James Gorman in the NYT:
Scientists at Stanford Universityreported on Wednesday that they have made a whole mouse brain, and part of a human brain, transparent so that networks of neurons that receive and send information can be highlighted in stunning color and viewed in all their three-dimensional complexity without slicing up the organ.
Even more important, experts say, is that unlike earlier methods for making the tissue of brains and other organs transparent, the new process, called Clarity by its inventors, preserves the biochemistry of the brain so well that researchers can test it over and over again with chemicals that highlight specific structures and provide clues to past activity. The researchers say this process may help uncover the physical underpinnings of devastating mental disorders like schizophrenia, autism,post-traumatic stress disorder and others.

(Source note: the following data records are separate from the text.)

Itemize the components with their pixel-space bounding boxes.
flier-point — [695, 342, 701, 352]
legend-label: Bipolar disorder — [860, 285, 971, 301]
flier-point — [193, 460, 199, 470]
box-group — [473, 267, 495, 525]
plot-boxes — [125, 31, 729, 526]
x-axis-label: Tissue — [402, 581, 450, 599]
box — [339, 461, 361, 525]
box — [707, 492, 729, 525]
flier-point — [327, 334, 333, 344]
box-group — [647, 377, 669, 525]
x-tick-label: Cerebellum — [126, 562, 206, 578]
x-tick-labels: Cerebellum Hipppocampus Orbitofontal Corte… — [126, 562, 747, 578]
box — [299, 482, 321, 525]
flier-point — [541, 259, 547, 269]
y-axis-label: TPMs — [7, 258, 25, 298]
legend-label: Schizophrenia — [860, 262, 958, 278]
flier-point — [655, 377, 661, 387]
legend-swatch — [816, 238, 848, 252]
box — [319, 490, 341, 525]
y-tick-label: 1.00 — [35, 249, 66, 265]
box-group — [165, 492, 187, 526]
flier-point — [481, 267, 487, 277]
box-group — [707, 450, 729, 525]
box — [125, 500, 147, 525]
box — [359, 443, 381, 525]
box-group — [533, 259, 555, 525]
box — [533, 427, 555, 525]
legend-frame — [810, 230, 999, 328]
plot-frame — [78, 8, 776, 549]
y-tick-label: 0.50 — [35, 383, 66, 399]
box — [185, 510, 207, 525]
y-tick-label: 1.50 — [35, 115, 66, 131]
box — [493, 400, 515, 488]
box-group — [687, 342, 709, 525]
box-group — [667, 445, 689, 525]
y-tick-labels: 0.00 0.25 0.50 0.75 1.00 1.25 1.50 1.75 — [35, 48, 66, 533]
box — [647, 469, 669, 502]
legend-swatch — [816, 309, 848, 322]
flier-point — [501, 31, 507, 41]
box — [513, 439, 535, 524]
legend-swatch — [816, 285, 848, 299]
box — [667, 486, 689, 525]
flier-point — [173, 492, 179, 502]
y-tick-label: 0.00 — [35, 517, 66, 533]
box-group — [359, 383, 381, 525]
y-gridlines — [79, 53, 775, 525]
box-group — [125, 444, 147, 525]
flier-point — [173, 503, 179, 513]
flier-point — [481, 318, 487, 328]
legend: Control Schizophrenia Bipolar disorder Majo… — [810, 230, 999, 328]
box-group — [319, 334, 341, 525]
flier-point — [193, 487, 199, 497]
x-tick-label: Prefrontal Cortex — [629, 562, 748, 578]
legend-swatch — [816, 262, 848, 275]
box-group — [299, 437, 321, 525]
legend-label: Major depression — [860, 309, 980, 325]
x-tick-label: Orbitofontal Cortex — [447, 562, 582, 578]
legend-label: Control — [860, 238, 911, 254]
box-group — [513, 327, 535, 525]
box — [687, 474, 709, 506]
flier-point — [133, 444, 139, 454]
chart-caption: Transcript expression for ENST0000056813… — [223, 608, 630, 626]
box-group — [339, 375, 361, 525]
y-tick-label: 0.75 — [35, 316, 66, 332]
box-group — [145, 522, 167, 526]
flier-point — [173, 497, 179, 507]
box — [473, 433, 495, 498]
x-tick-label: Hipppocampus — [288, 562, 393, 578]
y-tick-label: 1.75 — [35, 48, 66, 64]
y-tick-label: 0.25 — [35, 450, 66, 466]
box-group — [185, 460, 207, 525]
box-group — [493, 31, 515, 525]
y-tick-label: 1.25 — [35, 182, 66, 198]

The work, reported on Wednesday in the journal Nature, is not part of the Obama administration’s recently announced initiative to probe the secrets of the brain, although the senior author on the paper, Dr. Karl Deisseroth at Stanford, was one of those involved in creating the initiative and is involved in planning its future.
Dr. Thomas Insel, director of the National Institute of Mental Health, which provided some of the financing for the research, described the new work as helping to build an anatomical “foundation” for the Obama initiative, which is meant to look at activity in the brain.
Dr. Insel added that the technique works in a human brain that has been in formalin, a preservative, for years, which means that long-saved human brains may be studied. “Frankly,” he said, “that is spectacular.”
Kwanghun Chung, the primary author on the paper, and Dr. Deisseroth worked with a team at Stanford for years to get the technique right. Dr. Deisseroth, known for developing another powerful technique, called optogenetics, that allows the use of light to switch specific brain activity on and off, said Clarity could have a broader impact than optogenetics. “It’s really one of the most exciting things we’ve done,” he said, with potential applications in neuroscience and beyond.